As a lobbyist for N.H. Coalition Against Domestic and Sexual Violence, 'I worked extensively with the stakeholders on this issue, not only to pass the bill, but to then implement the bill and help get people trained throughout the community to detect this crime,' she said.
She worked with victim advocates, law enforcement and attorneys.
'I believe that we're at the forefront of this human-trafficking movement and being really able to address it in the state,' she said.
While human trafficking is often thought of as an international crime, it is happening in New Hampshire as well, she said.
'It might present as something different ... sexual assault, domestic violence, child abuse, prostitution, but when you peel away the layers, you begin to identify something much bigger,' she said.
Statistics show 80 percent of trafficking victims are women or girls and 80 percent involve sex trafficking, she said. 'Of that about 50 percent are children,' she said.
'So the majority of these cases are in fact children under the age of 18,' Durant said. 'So we're talking 12, 13, 14 years old.'
'They're typically runaways or what's termed as throwaways, so they're kicked out of their homes, they're vulnerable youth that pimps often recruit and entice to get involved in the sex trade,' she said.
'There is an estimate that between 16,000 and 18,000 U.S. citizens are trafficked within the United States every year, and these are children ... These are American children,' she said.
Durant was nominated by Col. Robert Quinn, who heads N.H. State Police, Sandi Matheson, who heads the victim-witness assistance program at the state Attorney General's office and Amanda Grady, public policy director for the New Hampshire Coalition Against Domestic and Sexual Violence.

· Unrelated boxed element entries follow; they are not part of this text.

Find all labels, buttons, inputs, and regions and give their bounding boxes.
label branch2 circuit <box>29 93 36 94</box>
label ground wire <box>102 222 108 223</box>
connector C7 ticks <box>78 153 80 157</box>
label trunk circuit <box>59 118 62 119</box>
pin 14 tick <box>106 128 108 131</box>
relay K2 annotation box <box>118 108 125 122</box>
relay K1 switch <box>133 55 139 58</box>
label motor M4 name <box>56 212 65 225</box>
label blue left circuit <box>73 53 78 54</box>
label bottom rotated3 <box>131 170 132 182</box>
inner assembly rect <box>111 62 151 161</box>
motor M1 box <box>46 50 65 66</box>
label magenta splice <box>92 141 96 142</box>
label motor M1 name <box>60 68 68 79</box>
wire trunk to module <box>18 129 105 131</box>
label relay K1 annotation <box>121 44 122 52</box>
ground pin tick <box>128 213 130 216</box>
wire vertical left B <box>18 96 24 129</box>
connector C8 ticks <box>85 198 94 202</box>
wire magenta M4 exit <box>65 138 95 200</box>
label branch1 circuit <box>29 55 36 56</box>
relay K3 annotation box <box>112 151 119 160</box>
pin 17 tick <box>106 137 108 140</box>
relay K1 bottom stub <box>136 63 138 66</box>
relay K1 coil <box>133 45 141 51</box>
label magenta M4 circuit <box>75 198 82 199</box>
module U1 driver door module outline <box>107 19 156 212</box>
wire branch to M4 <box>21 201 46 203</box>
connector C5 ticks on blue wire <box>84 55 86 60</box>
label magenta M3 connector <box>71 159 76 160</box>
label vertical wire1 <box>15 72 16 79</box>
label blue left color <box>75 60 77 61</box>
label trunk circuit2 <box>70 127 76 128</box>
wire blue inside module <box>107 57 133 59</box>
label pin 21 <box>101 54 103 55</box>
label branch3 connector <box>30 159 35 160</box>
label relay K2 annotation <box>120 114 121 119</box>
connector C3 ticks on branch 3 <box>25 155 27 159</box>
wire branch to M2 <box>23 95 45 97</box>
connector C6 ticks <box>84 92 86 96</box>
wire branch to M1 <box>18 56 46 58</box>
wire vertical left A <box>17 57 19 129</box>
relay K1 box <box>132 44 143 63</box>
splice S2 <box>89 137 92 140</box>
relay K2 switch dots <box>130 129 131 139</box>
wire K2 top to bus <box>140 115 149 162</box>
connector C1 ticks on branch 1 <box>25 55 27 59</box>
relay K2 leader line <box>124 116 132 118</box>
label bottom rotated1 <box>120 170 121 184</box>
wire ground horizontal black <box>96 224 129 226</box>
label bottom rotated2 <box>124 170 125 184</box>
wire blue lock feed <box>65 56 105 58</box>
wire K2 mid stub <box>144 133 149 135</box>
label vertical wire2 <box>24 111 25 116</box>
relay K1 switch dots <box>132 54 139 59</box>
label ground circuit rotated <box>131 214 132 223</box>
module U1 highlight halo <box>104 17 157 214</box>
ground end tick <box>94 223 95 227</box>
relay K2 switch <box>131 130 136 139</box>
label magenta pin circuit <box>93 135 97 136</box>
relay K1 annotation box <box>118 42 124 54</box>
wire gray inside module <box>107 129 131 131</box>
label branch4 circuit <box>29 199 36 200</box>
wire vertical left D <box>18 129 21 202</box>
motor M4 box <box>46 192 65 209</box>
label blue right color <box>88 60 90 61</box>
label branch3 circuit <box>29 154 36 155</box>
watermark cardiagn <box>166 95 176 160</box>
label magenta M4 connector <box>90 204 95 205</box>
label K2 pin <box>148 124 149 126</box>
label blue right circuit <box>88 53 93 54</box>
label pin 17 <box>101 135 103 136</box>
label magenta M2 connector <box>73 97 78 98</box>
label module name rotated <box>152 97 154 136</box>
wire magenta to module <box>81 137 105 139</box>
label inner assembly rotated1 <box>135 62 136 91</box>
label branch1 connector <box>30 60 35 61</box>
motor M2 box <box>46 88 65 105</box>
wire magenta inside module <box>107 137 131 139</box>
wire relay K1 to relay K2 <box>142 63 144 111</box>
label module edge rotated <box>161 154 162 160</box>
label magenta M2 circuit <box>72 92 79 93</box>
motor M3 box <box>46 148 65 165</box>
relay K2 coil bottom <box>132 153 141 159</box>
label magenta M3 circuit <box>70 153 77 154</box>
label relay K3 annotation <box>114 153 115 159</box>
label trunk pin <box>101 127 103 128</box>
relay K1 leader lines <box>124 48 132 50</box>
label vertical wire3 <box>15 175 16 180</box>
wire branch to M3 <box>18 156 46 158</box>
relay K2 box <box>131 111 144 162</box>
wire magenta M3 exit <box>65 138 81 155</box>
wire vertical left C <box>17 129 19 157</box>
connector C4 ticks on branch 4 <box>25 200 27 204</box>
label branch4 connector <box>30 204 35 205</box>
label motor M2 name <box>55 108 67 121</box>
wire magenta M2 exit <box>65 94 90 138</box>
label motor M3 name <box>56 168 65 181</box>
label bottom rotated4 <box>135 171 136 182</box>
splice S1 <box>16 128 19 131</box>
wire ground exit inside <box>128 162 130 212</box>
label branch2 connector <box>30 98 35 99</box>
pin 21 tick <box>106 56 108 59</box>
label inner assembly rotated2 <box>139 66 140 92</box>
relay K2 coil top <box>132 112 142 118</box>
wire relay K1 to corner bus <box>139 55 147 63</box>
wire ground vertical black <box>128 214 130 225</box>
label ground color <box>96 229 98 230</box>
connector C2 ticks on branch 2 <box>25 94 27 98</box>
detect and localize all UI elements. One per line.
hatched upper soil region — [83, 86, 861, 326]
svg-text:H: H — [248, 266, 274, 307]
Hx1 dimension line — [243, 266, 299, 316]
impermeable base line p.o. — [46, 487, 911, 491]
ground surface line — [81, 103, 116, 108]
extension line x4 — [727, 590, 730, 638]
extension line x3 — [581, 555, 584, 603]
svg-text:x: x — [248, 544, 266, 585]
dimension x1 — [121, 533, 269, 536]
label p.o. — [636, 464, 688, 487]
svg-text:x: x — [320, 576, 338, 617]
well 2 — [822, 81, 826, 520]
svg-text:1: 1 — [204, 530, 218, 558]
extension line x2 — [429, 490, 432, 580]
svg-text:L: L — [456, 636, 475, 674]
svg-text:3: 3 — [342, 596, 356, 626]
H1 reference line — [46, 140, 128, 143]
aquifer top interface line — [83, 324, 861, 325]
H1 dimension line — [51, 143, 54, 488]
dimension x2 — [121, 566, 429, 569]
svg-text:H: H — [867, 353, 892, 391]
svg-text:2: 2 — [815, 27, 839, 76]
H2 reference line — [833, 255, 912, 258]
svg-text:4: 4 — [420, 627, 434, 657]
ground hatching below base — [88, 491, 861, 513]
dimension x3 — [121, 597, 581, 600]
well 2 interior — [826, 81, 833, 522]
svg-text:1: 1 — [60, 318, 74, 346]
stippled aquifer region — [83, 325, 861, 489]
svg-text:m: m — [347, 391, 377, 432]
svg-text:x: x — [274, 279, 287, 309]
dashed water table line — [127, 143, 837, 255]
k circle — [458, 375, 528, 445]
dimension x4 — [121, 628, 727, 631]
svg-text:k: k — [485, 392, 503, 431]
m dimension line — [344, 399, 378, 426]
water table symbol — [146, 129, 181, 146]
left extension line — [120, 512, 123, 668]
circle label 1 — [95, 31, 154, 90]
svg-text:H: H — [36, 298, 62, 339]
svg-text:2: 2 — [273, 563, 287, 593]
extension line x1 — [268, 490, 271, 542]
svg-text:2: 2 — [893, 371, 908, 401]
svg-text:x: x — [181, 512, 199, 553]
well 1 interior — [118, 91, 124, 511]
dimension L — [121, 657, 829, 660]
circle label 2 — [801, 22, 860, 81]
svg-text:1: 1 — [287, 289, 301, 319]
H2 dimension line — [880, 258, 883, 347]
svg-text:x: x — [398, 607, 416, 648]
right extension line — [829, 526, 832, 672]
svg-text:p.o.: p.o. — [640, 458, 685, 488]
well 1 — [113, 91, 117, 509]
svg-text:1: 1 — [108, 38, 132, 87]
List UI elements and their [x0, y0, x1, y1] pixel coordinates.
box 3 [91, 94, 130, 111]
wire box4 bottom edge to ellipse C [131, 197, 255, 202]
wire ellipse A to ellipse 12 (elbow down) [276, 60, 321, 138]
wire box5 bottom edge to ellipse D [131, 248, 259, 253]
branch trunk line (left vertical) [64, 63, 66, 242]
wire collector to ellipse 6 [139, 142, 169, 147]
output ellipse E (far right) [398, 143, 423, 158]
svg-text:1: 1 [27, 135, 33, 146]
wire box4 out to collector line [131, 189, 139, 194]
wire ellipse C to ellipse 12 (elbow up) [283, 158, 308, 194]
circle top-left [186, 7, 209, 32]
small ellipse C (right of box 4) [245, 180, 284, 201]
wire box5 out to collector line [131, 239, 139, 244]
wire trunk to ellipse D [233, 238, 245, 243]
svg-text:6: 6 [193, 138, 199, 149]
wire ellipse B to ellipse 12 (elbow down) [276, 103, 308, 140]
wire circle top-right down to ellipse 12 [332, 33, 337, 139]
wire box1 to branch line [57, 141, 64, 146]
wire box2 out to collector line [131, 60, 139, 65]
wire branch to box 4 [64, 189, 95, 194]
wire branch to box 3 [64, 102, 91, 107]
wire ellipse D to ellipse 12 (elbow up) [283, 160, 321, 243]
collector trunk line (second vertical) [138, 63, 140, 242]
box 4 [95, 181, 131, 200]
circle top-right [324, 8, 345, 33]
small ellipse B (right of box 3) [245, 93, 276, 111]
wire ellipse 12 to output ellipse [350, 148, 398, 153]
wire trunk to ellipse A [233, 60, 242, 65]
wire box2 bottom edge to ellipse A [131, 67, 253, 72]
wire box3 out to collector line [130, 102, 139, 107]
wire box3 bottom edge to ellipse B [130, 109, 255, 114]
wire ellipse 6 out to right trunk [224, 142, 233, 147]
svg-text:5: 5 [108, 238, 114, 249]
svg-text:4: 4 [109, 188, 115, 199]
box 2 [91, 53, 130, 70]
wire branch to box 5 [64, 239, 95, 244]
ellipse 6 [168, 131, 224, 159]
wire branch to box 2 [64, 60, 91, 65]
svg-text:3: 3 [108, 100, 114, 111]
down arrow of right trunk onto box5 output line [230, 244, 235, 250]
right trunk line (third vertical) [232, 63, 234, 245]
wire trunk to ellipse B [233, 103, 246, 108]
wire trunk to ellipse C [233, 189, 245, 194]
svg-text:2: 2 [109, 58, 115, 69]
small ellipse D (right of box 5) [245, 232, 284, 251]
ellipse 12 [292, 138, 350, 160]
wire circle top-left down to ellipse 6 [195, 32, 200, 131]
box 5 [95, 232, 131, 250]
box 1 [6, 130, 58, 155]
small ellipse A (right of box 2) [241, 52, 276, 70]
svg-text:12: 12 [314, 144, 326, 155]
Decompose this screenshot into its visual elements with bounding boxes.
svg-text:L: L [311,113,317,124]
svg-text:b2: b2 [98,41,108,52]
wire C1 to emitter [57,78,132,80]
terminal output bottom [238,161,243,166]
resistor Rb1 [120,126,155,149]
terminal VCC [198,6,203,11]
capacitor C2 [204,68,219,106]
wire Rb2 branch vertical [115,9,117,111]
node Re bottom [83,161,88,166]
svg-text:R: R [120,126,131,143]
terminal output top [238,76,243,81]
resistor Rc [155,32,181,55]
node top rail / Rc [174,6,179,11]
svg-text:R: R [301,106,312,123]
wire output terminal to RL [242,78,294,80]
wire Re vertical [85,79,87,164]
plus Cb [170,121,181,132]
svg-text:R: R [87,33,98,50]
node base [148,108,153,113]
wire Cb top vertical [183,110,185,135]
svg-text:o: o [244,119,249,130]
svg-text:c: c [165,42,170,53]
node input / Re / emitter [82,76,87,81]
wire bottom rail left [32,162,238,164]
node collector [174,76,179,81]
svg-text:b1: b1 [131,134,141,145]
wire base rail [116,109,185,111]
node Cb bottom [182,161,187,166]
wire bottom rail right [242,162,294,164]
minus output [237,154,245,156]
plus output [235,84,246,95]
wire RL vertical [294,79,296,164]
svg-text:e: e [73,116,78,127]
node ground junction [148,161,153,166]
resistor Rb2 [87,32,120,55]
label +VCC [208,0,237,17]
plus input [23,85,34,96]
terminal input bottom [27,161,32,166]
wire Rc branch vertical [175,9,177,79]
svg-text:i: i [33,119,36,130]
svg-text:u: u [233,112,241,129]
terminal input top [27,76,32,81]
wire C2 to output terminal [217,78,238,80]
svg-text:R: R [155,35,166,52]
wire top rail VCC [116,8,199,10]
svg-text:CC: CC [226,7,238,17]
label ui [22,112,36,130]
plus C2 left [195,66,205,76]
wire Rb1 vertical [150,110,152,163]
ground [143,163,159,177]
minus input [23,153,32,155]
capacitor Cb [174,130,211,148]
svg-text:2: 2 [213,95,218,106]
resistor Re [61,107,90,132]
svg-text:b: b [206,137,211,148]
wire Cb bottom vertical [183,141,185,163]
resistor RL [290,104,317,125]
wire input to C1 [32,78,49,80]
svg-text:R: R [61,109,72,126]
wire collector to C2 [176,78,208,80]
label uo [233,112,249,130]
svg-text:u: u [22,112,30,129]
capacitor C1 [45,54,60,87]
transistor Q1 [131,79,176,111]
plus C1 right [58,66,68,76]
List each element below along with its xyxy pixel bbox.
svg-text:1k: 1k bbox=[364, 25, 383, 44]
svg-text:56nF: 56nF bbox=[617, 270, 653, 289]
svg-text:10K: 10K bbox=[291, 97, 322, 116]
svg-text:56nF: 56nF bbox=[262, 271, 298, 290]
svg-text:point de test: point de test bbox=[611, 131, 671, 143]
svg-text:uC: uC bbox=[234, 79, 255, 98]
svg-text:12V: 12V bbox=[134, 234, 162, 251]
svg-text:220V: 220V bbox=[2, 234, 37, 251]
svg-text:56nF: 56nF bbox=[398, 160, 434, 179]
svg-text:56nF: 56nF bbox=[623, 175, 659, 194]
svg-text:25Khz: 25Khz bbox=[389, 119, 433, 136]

'Without her work in the area of human trafficking, there is no doubt that these statewide efforts would not have been achieved,' the nominators wrote.
The coalition is an umbrella organization that provides technical and financial support to 14 member agencies who provide services to survivors of sexual assault, domestic violence, and stalking. A portion of marriage license fees goes to support the coalition's work providing free, confidential 24-hour services. State budget cuts mean the coalition is doing more with less. 'The impact is huge for victims, for us,' she said.
In 2010, crisis centers served 16,008 victims, their children and extended family.
Durant also teaches sociology at Saint Anselm College. This semester, she is introducing a course on family violence.
'Our media, television, magazines, the Internet, often sensationalizes and unfortunately sexualizes violence and in particular violence against women,' she said. 'So that has a significant effect on our view of crime and how violent crime is handled at a real level.'
'I might not see somebody get arrested for a protective order violation but you see that on TV, so very much television and the media in general, minus the UL, sensationalizes and sexualizes violence to the point where we often disconnect reality from how it's interpreted through media.
'We have to say how is this contributing to the ongoing crime of human trafficking and trafficking minors? How is this contributing to battering or violence against women?' Durant said.
'Violence against women is still a very real thing,' she said. 'I still think we have a long way to go.'
There is a connection between domestic violence and the economy, she said. 'What we're seeing here in New Hampshire in our crisis center is that we're not necessarily serving more victims, but they were staying longer in shelter because of the economy,' she said.
Her biggest challenge is maintaining strong domestic and sexual violence laws in the state, she said. 'There are continuous attempts to weaken our current statutes,' she said. 'Knowing that if something were to pass that negatively impacts on victims, that falls on me, so that's a huge burden to have,' she said. 'But that's what motivates me.'
Working closely with Coalition policy director Amanda Grady, she said, 'We're a force to be reckoned with.'
Durant's life has been shaped by the tragic loss her family suffered when her sister Megan Durant, was killed in a freak highway accident in 1995. Megan, a freshman at Merrimack High School, was a passenger in a car when a metal engine cover flew off a truck on the F.E. Everett Turnpike, crashed through the windshield and hit Durant in the head. She died from her injuries hours later.
Jennifer Durant was 16 at the time. 'That was obviously the turning point in my life and for my family,' she said.
'As a result of that hardship and that tragedy, my parents and I, father and mother, are extremely close,' she said. Her father and mother, Dexter and Christine Durant, are her biggest supporters, she said.